Big Data and the Impact on Healthcare
The big data revolution affects every industry, but few can gain more from better uses of data than the healthcare industry.
Big data highlights some of the information opportunities for healthcare. Big data provides more opportunities to analyze a wider variety of data, and to make connections based on facts that never before were possible. In the United States, for example, the White House—led Precision Medicine Initiative is trying to harness the power of big data as a means of successfully creating individualized approaches to medicine through creation of a massive database of more than 1 million patients.
Big data also highlights how “non-healthcare data” can be used for many healthcare purposes. We are seeing in big data how information not typically thought of as “health” information can be used for healthcare purposes. We’ve seen recent news stories discussing how:
- ? “You may soon get a call from your doctor if you’ve let your gym membership lapse, made a habit of picking up candy bars at the check-out counter or begin shopping at plus-sized stores.”9
- ? Health plan prediction models using consumer data from data brokers (e.g., income, marital status, number of cars), to predict emergency room use and urgent care.10
- ? Healthcare analytics companies can mine workers’ medical claims, pharmacy claims, and search queries to figure out if an employee is trying to conceive or is already pregnant.11
- ? Employee wellness firms and insurers are working with companies to mine data about the prescription drugs workers use, how they shop and even whether they vote, to predict their individual health needs and recommend treatments.12
These big data projects show both opportunity and potential for concern related to the healthcare industry and how it uses big data. The recent White House Report on Big Data13 indicated that:
- ? A significant finding of this report is that big data analytics have the potential to eclipse longstanding civil rights protections in how personal information is used in housing, credit, employment, health, education, and the marketplace.
- ? The privacy frameworks that currently cover information now used in healthcare may not be well suited to address these developments or facilitate the research that drives them.

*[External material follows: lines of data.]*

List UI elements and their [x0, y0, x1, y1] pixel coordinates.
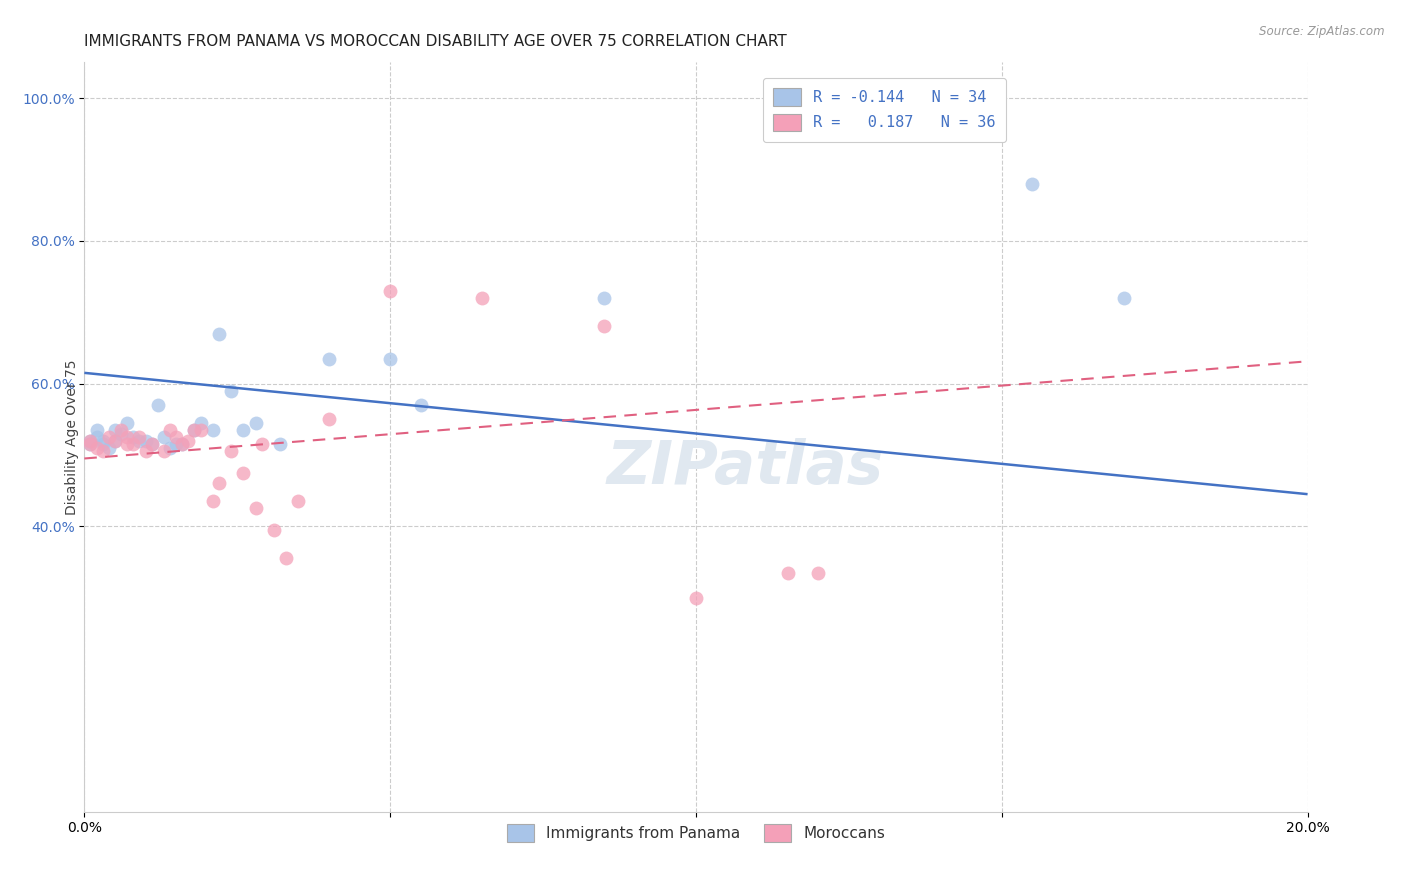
- Point: [190, 423, 212, 437]
- Point: [122, 430, 145, 444]
- Point: [593, 319, 616, 334]
- Point: [219, 384, 242, 398]
- Point: [141, 437, 163, 451]
- Point: [159, 441, 181, 455]
- Point: [91, 434, 114, 448]
- Point: [263, 523, 285, 537]
- Point: [153, 430, 176, 444]
- Point: [128, 434, 150, 448]
- Point: [135, 444, 157, 458]
- Point: [201, 494, 224, 508]
- Point: [165, 430, 187, 444]
- Point: [232, 423, 254, 437]
- Legend: Immigrants from Panama, Moroccans: Immigrants from Panama, Moroccans: [496, 814, 896, 853]
- Point: [91, 437, 114, 451]
- Point: [86, 423, 108, 437]
- Point: [141, 437, 163, 451]
- Point: [593, 291, 616, 305]
- Point: [269, 437, 291, 451]
- Point: [183, 423, 205, 437]
- Point: [232, 466, 254, 480]
- Point: [471, 291, 494, 305]
- Point: [1021, 177, 1043, 191]
- Point: [79, 437, 101, 451]
- Point: [776, 566, 799, 580]
- Point: [97, 441, 120, 455]
- Point: [165, 437, 187, 451]
- Point: [153, 444, 176, 458]
- Point: [318, 412, 340, 426]
- Point: [110, 426, 132, 441]
- Point: [135, 434, 157, 448]
- Point: [86, 441, 108, 455]
- Point: [183, 423, 205, 437]
- Point: [245, 416, 267, 430]
- Point: [208, 476, 231, 491]
- Point: [208, 326, 231, 341]
- Point: [97, 430, 120, 444]
- Point: [807, 566, 830, 580]
- Point: [104, 434, 127, 448]
- Point: [115, 437, 138, 451]
- Point: [115, 430, 138, 444]
- Text: IMMIGRANTS FROM PANAMA VS MOROCCAN DISABILITY AGE OVER 75 CORRELATION CHART: IMMIGRANTS FROM PANAMA VS MOROCCAN DISAB…: [84, 34, 787, 49]
- Point: [190, 416, 212, 430]
- Point: [110, 423, 132, 437]
- Point: [380, 284, 402, 298]
- Point: [245, 501, 267, 516]
- Point: [159, 423, 181, 437]
- Point: [91, 444, 114, 458]
- Text: Source: ZipAtlas.com: Source: ZipAtlas.com: [1260, 25, 1385, 38]
- Point: [115, 416, 138, 430]
- Point: [685, 591, 707, 605]
- Point: [79, 434, 101, 448]
- Point: [146, 398, 169, 412]
- Point: [276, 551, 298, 566]
- Point: [128, 430, 150, 444]
- Point: [104, 434, 127, 448]
- Point: [287, 494, 309, 508]
- Point: [172, 437, 194, 451]
- Point: [250, 437, 273, 451]
- Y-axis label: Disability Age Over 75: Disability Age Over 75: [65, 359, 79, 515]
- Point: [409, 398, 432, 412]
- Point: [172, 437, 194, 451]
- Point: [219, 444, 242, 458]
- Point: [380, 351, 402, 366]
- Point: [79, 434, 101, 448]
- Point: [318, 351, 340, 366]
- Point: [177, 434, 200, 448]
- Point: [86, 430, 108, 444]
- Point: [79, 437, 101, 451]
- Point: [104, 423, 127, 437]
- Point: [122, 437, 145, 451]
- Point: [201, 423, 224, 437]
- Point: [1114, 291, 1136, 305]
- Text: ZIPatlas: ZIPatlas: [606, 438, 883, 497]
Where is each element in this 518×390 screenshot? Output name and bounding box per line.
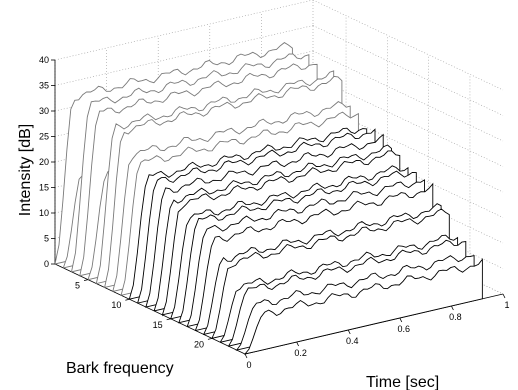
x-tick (296, 341, 299, 347)
z-axis-label: Intensity [dB] (17, 124, 34, 217)
z-tick-label: 5 (44, 234, 49, 244)
y-tick-label: 5 (75, 281, 80, 291)
x-tick-label: 0.4 (346, 336, 359, 346)
x-tick-label: 0 (246, 360, 251, 370)
z-tick-label: 10 (39, 208, 49, 218)
x-axis-label: Time [sec] (366, 374, 439, 390)
y-tick (83, 279, 89, 282)
y-axis-label: Bark frequency (66, 360, 174, 377)
slice-bark-24 (243, 257, 483, 355)
gridline (54, 25, 314, 86)
gridline (312, 0, 504, 91)
y-tick-label: 20 (194, 339, 204, 349)
z-tick-label: 0 (44, 259, 49, 269)
gridline (312, 76, 504, 167)
y-tick-label: 10 (111, 300, 121, 310)
z-tick-label: 15 (39, 183, 49, 193)
gridline (312, 101, 504, 193)
z-tick-label: 40 (39, 55, 49, 65)
gridline (312, 25, 504, 116)
tick-labels: 0 5 10 15 20 25 30 35 40 5 10 15 20 0 0.2 0.4 0.6 0.8 1 (39, 55, 510, 370)
y-tick (207, 337, 213, 340)
x-tick (347, 329, 351, 335)
x-tick (399, 317, 403, 323)
x-tick-label: 0.8 (449, 312, 462, 322)
x-tick-label: 0.2 (294, 348, 307, 358)
x-tick (451, 305, 454, 311)
y-tick (125, 298, 130, 301)
x-tick-label: 0.6 (398, 324, 411, 334)
x-tick-label: 1 (504, 300, 509, 310)
x-tick (244, 353, 248, 359)
z-tick-label: 35 (39, 81, 49, 91)
slices (54, 42, 483, 355)
y-axis (54, 263, 246, 355)
z-tick-label: 25 (39, 132, 49, 142)
gridline (312, 50, 504, 142)
x-tick (502, 293, 506, 299)
gridline (54, 0, 314, 61)
y-tick-label: 15 (153, 320, 163, 330)
z-tick-label: 20 (39, 157, 49, 167)
z-tick-label: 30 (39, 106, 49, 116)
y-tick (166, 318, 171, 321)
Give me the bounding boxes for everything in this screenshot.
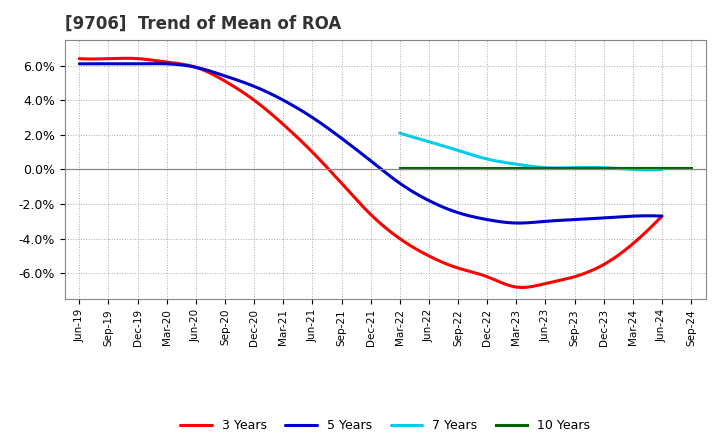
7 Years	[657, 167, 666, 172]
7 Years	[395, 130, 404, 136]
3 Years	[657, 213, 666, 219]
7 Years	[551, 165, 559, 171]
3 Years	[433, 257, 442, 263]
3 Years	[517, 285, 526, 290]
5 Years	[570, 217, 579, 222]
Line: 3 Years: 3 Years	[79, 58, 662, 287]
3 Years	[570, 274, 579, 279]
Legend: 3 Years, 5 Years, 7 Years, 10 Years: 3 Years, 5 Years, 7 Years, 10 Years	[176, 414, 595, 437]
3 Years	[75, 56, 84, 61]
7 Years	[552, 165, 560, 171]
5 Years	[422, 197, 431, 202]
3 Years	[424, 253, 433, 258]
5 Years	[433, 202, 442, 208]
7 Years	[644, 167, 653, 172]
7 Years	[633, 167, 642, 172]
3 Years	[122, 55, 130, 61]
5 Years	[151, 61, 160, 66]
10 Years	[395, 165, 404, 170]
5 Years	[424, 198, 433, 203]
10 Years	[687, 165, 696, 170]
Line: 5 Years: 5 Years	[79, 64, 662, 223]
7 Years	[616, 166, 625, 171]
7 Years	[396, 131, 405, 136]
Text: [9706]  Trend of Mean of ROA: [9706] Trend of Mean of ROA	[65, 15, 341, 33]
5 Years	[77, 61, 86, 66]
3 Years	[77, 56, 86, 62]
5 Years	[513, 220, 522, 226]
5 Years	[657, 213, 666, 219]
7 Years	[556, 165, 564, 171]
5 Years	[75, 61, 84, 66]
3 Years	[607, 257, 616, 263]
Line: 7 Years: 7 Years	[400, 133, 662, 170]
5 Years	[607, 215, 616, 220]
3 Years	[422, 252, 431, 257]
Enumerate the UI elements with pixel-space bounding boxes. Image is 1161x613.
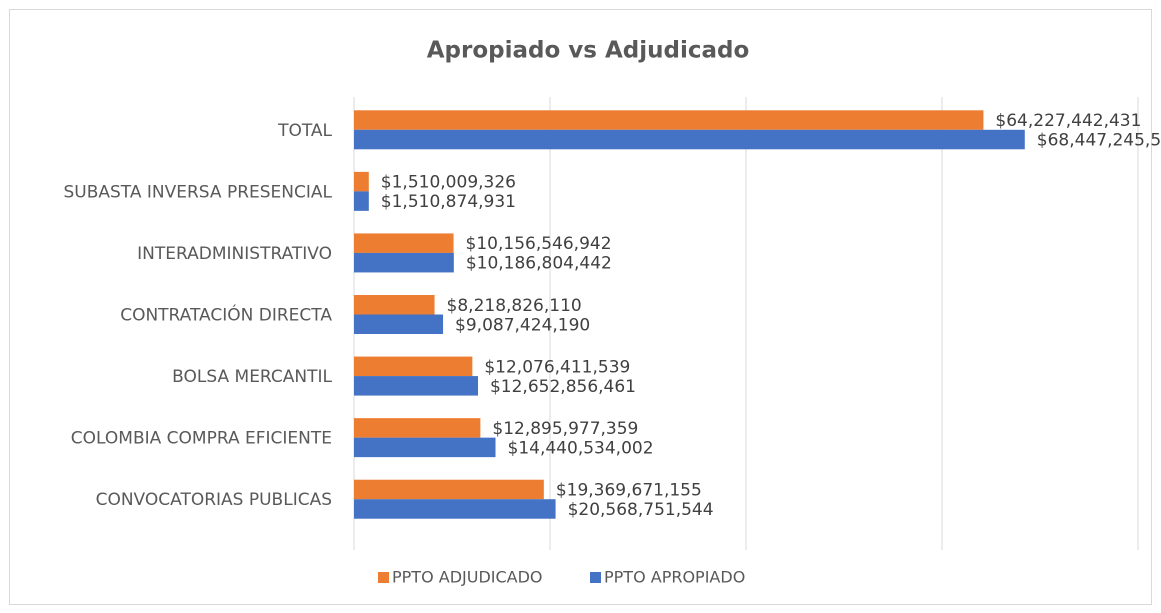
data-label: $20,568,751,544 xyxy=(568,500,714,520)
bar xyxy=(354,314,444,334)
bar xyxy=(354,376,478,396)
data-label: $12,652,856,461 xyxy=(490,377,636,397)
data-label: $10,156,546,942 xyxy=(466,234,612,254)
data-label: $19,369,671,155 xyxy=(556,480,702,500)
data-label: $12,895,977,359 xyxy=(492,419,638,439)
bar xyxy=(354,295,435,315)
bar xyxy=(354,191,369,211)
bar xyxy=(354,356,473,377)
chart-border xyxy=(9,9,1152,605)
y-tick-label: INTERADMINISTRATIVO xyxy=(137,244,332,264)
bar xyxy=(354,479,544,500)
bar xyxy=(354,233,454,253)
bar xyxy=(354,171,369,192)
bar xyxy=(354,129,1025,150)
data-label: $68,447,245,570 xyxy=(1037,131,1161,151)
data-label: $9,087,424,190 xyxy=(455,315,590,335)
data-label: $14,440,534,002 xyxy=(508,438,654,458)
y-tick-label: CONTRATACIÓN DIRECTA xyxy=(120,304,332,326)
y-tick-label: BOLSA MERCANTIL xyxy=(172,367,332,387)
chart-title: Apropiado vs Adjudicado xyxy=(427,38,750,64)
bar xyxy=(354,437,496,458)
bar xyxy=(354,110,984,130)
legend-label: PPTO ADJUDICADO xyxy=(392,568,543,587)
data-label: $12,076,411,539 xyxy=(484,357,630,377)
legend-swatch xyxy=(378,572,389,583)
y-tick-label: COLOMBIA COMPRA EFICIENTE xyxy=(71,429,332,449)
y-tick-label: SUBASTA INVERSA PRESENCIAL xyxy=(63,182,332,202)
bar xyxy=(354,418,481,438)
data-label: $64,227,442,431 xyxy=(995,111,1141,131)
bar xyxy=(354,252,454,273)
data-label: $10,186,804,442 xyxy=(466,254,612,274)
y-tick-label: CONVOCATORIAS PUBLICAS xyxy=(96,490,332,510)
data-label: $1,510,009,326 xyxy=(381,173,516,193)
legend-swatch xyxy=(590,572,601,583)
legend-label: PPTO APROPIADO xyxy=(604,568,745,587)
data-label: $1,510,874,931 xyxy=(381,192,516,212)
data-label: $8,218,826,110 xyxy=(447,296,582,316)
y-tick-label: TOTAL xyxy=(277,121,332,141)
bar xyxy=(354,499,556,519)
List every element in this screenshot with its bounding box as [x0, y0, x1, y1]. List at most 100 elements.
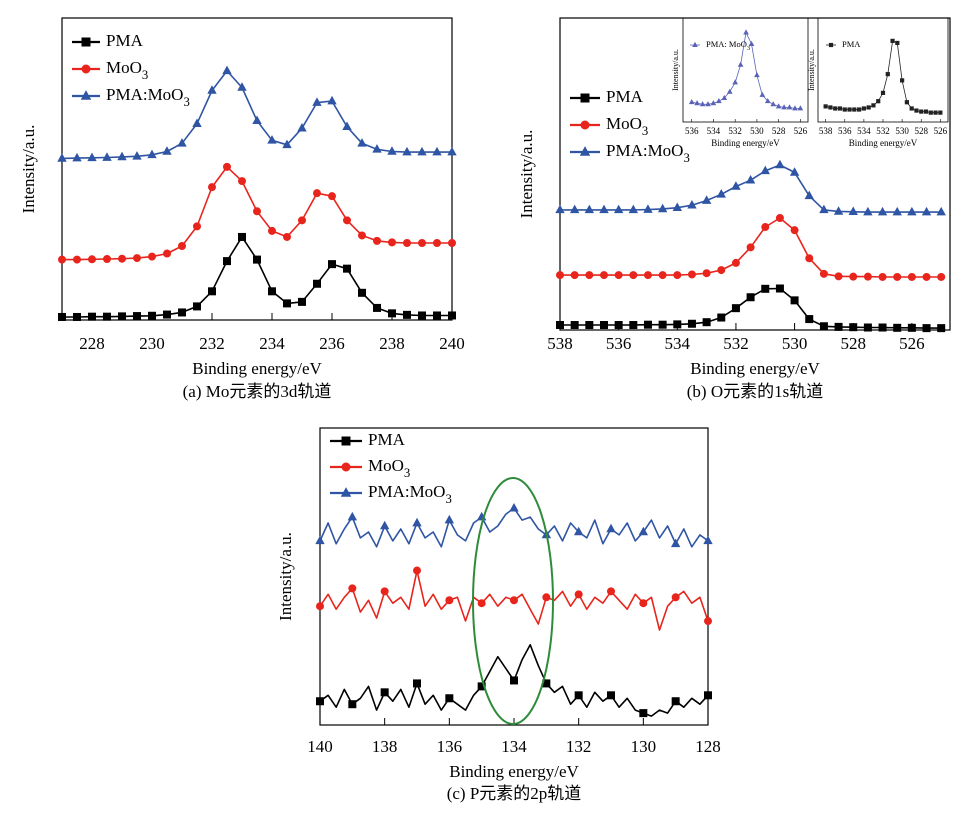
x-axis-label: Binding energy/eV	[849, 138, 918, 148]
data-point	[933, 110, 938, 115]
data-point	[372, 144, 382, 153]
data-point	[936, 206, 946, 216]
data-point	[694, 100, 700, 106]
data-point	[147, 149, 157, 159]
data-point	[893, 323, 902, 332]
data-point	[380, 688, 389, 697]
data-point	[863, 272, 872, 281]
data-point	[327, 95, 337, 105]
data-point	[268, 226, 276, 235]
data-point	[556, 271, 564, 280]
data-point	[746, 243, 755, 252]
data-point	[445, 596, 454, 605]
data-point	[432, 146, 442, 156]
data-point	[313, 279, 321, 288]
series-line	[62, 236, 452, 318]
data-point	[447, 146, 457, 156]
x-tick-label: 232	[199, 334, 225, 353]
data-point	[58, 312, 66, 321]
data-point	[699, 101, 706, 107]
legend-label: MoO3	[368, 456, 410, 480]
y-axis-label: Intensity/a.u.	[671, 49, 680, 91]
data-point	[629, 271, 638, 280]
data-point	[704, 617, 712, 626]
data-point	[834, 322, 843, 331]
data-point	[717, 313, 726, 322]
data-point	[510, 676, 518, 685]
data-point	[726, 88, 733, 94]
data-point	[163, 310, 171, 319]
data-point	[509, 502, 519, 512]
data-point	[876, 99, 881, 104]
x-tick-label: 230	[139, 334, 165, 353]
data-point	[348, 584, 357, 593]
data-point	[923, 109, 929, 114]
data-point	[937, 324, 946, 333]
data-point	[207, 85, 217, 94]
data-point	[347, 511, 358, 521]
x-tick-label: 532	[728, 126, 742, 136]
data-point	[585, 321, 594, 330]
legend-marker	[580, 93, 590, 103]
data-point	[606, 523, 616, 533]
data-point	[797, 105, 804, 111]
data-point	[863, 323, 872, 332]
data-point	[607, 691, 615, 700]
x-tick-label: 528	[840, 334, 866, 353]
data-point	[907, 206, 917, 216]
data-point	[938, 110, 943, 115]
series-line	[825, 40, 941, 113]
data-point	[705, 101, 711, 107]
data-point	[574, 590, 583, 599]
data-point	[599, 271, 608, 280]
data-point	[670, 538, 681, 548]
highlight-ellipse	[472, 477, 554, 725]
data-point	[852, 107, 857, 112]
data-point	[819, 322, 828, 331]
data-point	[88, 312, 96, 321]
x-tick-label: 536	[606, 334, 632, 353]
legend-label: PMA	[106, 31, 144, 50]
data-point	[87, 152, 97, 162]
data-point	[764, 98, 771, 104]
data-point	[403, 310, 411, 319]
legend-marker	[80, 90, 92, 100]
data-point	[556, 321, 564, 330]
legend-marker	[580, 120, 590, 130]
data-point	[238, 232, 246, 241]
data-point	[418, 238, 426, 247]
data-point	[418, 311, 426, 320]
data-point	[643, 320, 652, 329]
data-point	[775, 284, 784, 293]
data-point	[380, 587, 389, 596]
caption: (b) O元素的1s轨道	[687, 382, 823, 401]
data-point	[72, 152, 82, 162]
y-axis-label: Intensity/a.u.	[276, 532, 295, 621]
x-axis-label: Binding energy/eV	[690, 359, 820, 378]
data-point	[721, 94, 728, 101]
data-point	[433, 238, 441, 247]
data-point	[761, 284, 770, 293]
data-point	[574, 691, 583, 700]
data-point	[761, 223, 770, 232]
legend-marker	[340, 487, 352, 497]
x-tick-label: 526	[934, 126, 948, 136]
data-point	[348, 700, 357, 709]
x-tick-label: 526	[899, 334, 925, 353]
data-point	[387, 146, 397, 155]
data-point	[238, 177, 246, 186]
data-point	[403, 238, 411, 247]
data-point	[781, 104, 787, 110]
data-point	[716, 98, 722, 104]
data-point	[433, 311, 441, 320]
data-point	[922, 272, 931, 281]
data-point	[775, 213, 784, 222]
data-point	[388, 238, 396, 247]
x-tick-label: 240	[439, 334, 465, 353]
data-point	[342, 121, 352, 131]
data-point	[316, 602, 324, 611]
data-point	[639, 599, 648, 608]
data-point	[687, 199, 697, 209]
data-point	[283, 232, 291, 241]
legend-marker	[341, 436, 351, 446]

At the same time, the report also noted that “Modernizing the health care data privacy framework will require careful negotiation between the many parties involved in delivering health care and insurance to Americans, but the potential economic and health benefits make it well worth the effort.”
Big data also highlights how much new “non-HIPAA” healthcare data is being collected by websites and other new technologies that gather and distribute healthcare information without the involvement of a covered entity, including a broad range of commercial and patient support websites, personal health records, mobile applications, and wearables. Many of these new technolo- gies—which can provide important benefits to both patients and the healthcare system—are outside the scope of HIPAA and potentially outside the scope of any current regulation. As former FTC Commissioner Julie Brill has noted,
Then the question becomes, though, if we do have a law that protects health information but only in certain contexts, and then the same type of information or something very close to it is flowing outside of those silos that were created a long time ago, what does that mean? Are we comfortable with it? And should we be breaking down the legal silos to better protect that same health information when it is generated elsewhere.14
These developments highlight the current gap in the legal structure for protecting healthcare privacy, based on the language and history of the HIPAA law itself, which focused on the “portability” of health insurance coverage and “administrative simplification” involving standardized transactions for certain core healthcare transactions (such as submission of a claim), rather than any specific principles about privacy.
For those organizations handling healthcare data outside of HIPAA’s reach, the FTC will attempt to fill in some of the enforcement gaps, but its ability to regulate data practices is limited by its current statutory authority to regulate only “unfair and deceptive” trade practices. Moreover, any efforts by the FTC to develop enforcement approaches for “non-HIPAA” healthcare data may lead to (1) continuing differentiation in healthcare data based on the originating source of the data (HIPAA rules for healthcare providers and health plans, some other principle for other entities). In addition, the current sectoral approach to privacy also creates real concerns as “big data” and increasingly sophisticated data analytics tools also lead to innovative uses of “non-healthcare data” (e.g., income levels, marital status, number of cars) as means of predicting health-related behavior.
All of these developments point in the same direction—more and more information is being gathered about the health of individuals and other data that may lead to judgments about the health of these individuals (and the broader possibility of more societal learning about health), and there is an increasingly complicated array of laws and practices that may provide better or worse protection for this information, depending on who is gathering and holding it. Under the current approach, particularly under U.S. law, there will continue to be differences in principle and practice based on these regulatory and legal quirks. We can expect to see continuing pressure—from a variety of interested audiences—to “fix” this existing problem and fill these regulatory gaps, but there currently is no consensus whatsoever on how best to do this.